Todas as 11 empresas de água e esgoto na Inglaterra e no País de Gales estão sendo investigadas pela Water Services Regulation Authority (Ofwat), a Autoridade de Regulação de Serviços de Água, que como órgão responsável pela normatização econômica da rede privatizada avalia a prática de lançar imundícies no mar.

A investigação foi aberta em 2021 e, embora atinja um terço das oficinas de tratamento, o fato é que a prática criminosa e altamente poluente mais do que dobrou, com as multas sendo incorporadas como “custo do negócio” da rede, totalmente privatizada, denunciam os ativistas.

O cálculo é simples, protestam os analistas, uma vez que as multas ao longo dos 35 anos do seu afastamento do controle público somam R$ 2,14 bilhões contra um superlucro extraordinário, escancarado nos R$ 520 bilhões distribuídos em dividendos aos acionistas, conforme apurou um estudo da Universidade de Greenwich. Sem falar nos salários astronômicos pagos aos seus executivos. Na prática, observaram, as multas acabam sendo simplesmente absorvidas como uma despesa comercial regular.

“Filhas da privatização promovida em 1989 pelo governo liberal de Margareth Thatcher, as empresas privadas receberam os serviços e seus ativos livres de débitos e agora estão atoladas em dívidas”, apontou o Observatório Nacional dos Direitos à Água e ao Saneamento (Ondas).

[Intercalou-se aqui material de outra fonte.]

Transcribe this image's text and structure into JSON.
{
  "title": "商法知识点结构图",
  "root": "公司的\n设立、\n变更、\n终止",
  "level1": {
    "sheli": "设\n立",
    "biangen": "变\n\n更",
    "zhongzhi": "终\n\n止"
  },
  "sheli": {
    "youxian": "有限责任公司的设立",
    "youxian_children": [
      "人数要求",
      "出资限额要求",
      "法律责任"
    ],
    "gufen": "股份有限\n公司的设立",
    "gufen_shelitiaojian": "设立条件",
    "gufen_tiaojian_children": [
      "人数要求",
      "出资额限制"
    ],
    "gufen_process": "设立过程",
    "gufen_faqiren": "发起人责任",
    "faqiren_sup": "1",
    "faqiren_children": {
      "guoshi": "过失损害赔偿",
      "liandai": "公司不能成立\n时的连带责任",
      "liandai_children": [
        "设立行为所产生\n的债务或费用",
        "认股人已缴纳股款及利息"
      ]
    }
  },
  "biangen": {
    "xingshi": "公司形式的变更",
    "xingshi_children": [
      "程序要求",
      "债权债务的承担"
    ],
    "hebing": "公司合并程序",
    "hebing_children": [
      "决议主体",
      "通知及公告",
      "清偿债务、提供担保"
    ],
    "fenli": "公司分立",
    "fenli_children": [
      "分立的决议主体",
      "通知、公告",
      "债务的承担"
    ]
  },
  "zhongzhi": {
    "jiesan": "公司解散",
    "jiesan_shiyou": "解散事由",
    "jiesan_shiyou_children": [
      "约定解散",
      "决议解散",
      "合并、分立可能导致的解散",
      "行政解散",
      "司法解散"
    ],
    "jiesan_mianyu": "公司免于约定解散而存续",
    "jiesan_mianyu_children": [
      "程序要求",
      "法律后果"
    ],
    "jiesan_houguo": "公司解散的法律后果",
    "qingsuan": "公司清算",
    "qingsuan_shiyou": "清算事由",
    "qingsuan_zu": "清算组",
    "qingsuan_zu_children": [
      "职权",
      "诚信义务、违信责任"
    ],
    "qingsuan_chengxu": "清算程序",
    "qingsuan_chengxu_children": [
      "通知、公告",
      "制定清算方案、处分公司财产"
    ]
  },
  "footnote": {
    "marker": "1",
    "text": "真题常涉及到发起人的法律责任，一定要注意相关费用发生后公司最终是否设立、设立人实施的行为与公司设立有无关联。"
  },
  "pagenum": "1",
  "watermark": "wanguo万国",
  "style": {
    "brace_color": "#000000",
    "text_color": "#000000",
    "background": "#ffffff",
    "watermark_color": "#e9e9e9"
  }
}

Além disso, assinalou, “estão operando com índices de perdas elevados e crescentes e vêm poluindo sistematicamente praias e rios com esgotos extravasados de sistemas de coleta e tratamento que não foram modernizados”.

EMPRESAS PRIVATIZADAS LANÇAM DELIBERADAMENTE ESGOTO NO MAR

A Southern Water já estava na lista de monitoramento e foi multada em 90 milhões de libras (R$ 643 milhões) por despejar deliberadamente esgoto no mar. Outros casos foram abertos contra a Thames Water – a maior das empresas privatizadas, que atende 16 milhões de usuários residentes em Londres e arredores (cerca de 25% da Inglaterra) – a Anglian Water, Northumbrian Water, South West Water, Thames Water, Wessex Water e Yorkshire Water em 2022, mas as investigações ainda estão em andamento.

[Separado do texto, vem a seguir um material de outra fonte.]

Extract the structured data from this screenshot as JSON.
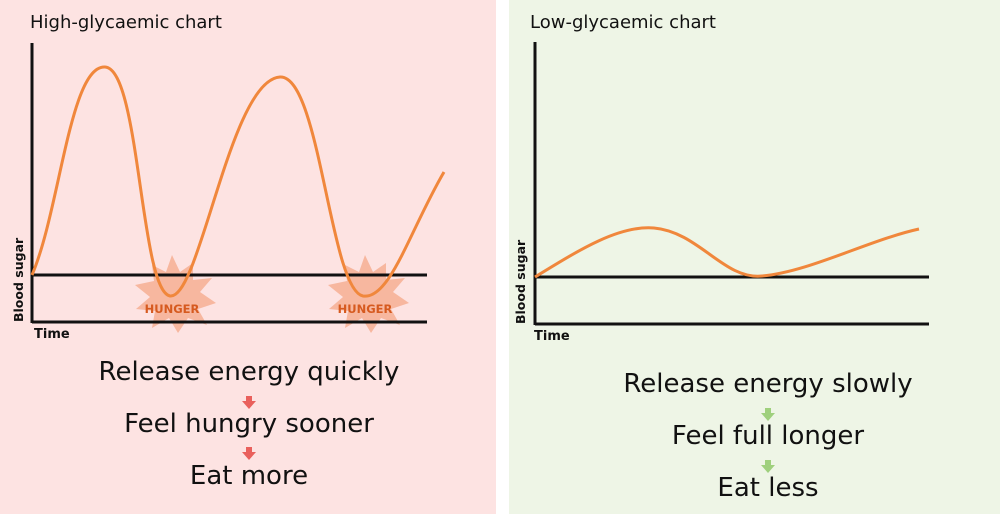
{
  "high": {
    "title": "High-glycaemic chart",
    "ylabel": "Blood sugar",
    "xlabel": "Time",
    "hunger_label": "HUNGER",
    "steps": [
      "Release energy quickly",
      "Feel hungry sooner",
      "Eat more"
    ],
    "arrow_color": "#e9605c",
    "curve_color": "#f0873c",
    "burst_color": "#f7b49b"
  },
  "low": {
    "title": "Low-glycaemic chart",
    "ylabel": "Blood sugar",
    "xlabel": "Time",
    "steps": [
      "Release energy slowly",
      "Feel full longer",
      "Eat less"
    ],
    "arrow_color": "#9fd07d",
    "curve_color": "#f0873c"
  }
}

O fato é que desde então os vazamentos mais que dobraram, saltando de 1,75 milhão de horas em 2022 para 3,6 milhões de horas em 2023. Diante das denúncias e das evidências, a Ofwat anunciou que Dwr Cymru Welsh Water, Hafren Dyfrdwy, Severn Trent e United Utilities também estarão sendo supervisionadas.

Para James Wallace, CEO da River Action (Ação do Rio), organização que trabalha para a recuperação das águas da Inglaterra, “as penalidades devem incentivar os poluidores condenados a atualizarem sua infraestrutura de vazamento, em vez de absorver as multas como um custo do negócio”. “Sempre que uma empresa de água é considerada culpada de danos ambientais aos nossos rios, precisamos da punição proporcional ao crime”, defendeu.

De acordo com Cat Hobbs, diretora da We Own It (Isso é Nosso!), associação que luta pela propriedade pública, “não podemos nos dar ao luxo de continuar deixando empresas privadas acumularem dívidas e vazarem dividendos às nossas custas, precisamos desse dinheiro para limpar rios e mares”.

“O SISTEMA ESTÁ QUEBRADO”

Instituição que luta pela limpeza do oceano, a Surfers Against Sewage (Surfistas contra o esgoto), acredita que o momento é de barrar o retrocesso. “Está claro para todos que o sistema está quebrado. Estamos pedindo uma investigação pública completa, precisamos de mudanças radicais para acabar com a crise do esgoto de uma vez por todas”, ressaltou Henry Swithinbank, dirigente da entidade.

Em pronunciamento no Parlamento, a avaliação da líder do Partido Verde, Caroline Lucas, reiterou a necessidade de mudanças. “As empresas de água não tinham dívidas quando privatizadas. Desde então, pegaram 52 bilhões de libras (R$ 371,5 bilhões) emprestado e pagaram centenas de bilhões em dividendos. Enquanto isso, temos o escândalo da poluição por esgoto. A privatização da água foi um erro grave e precisa ser corrigido permanentemente”, concluiu.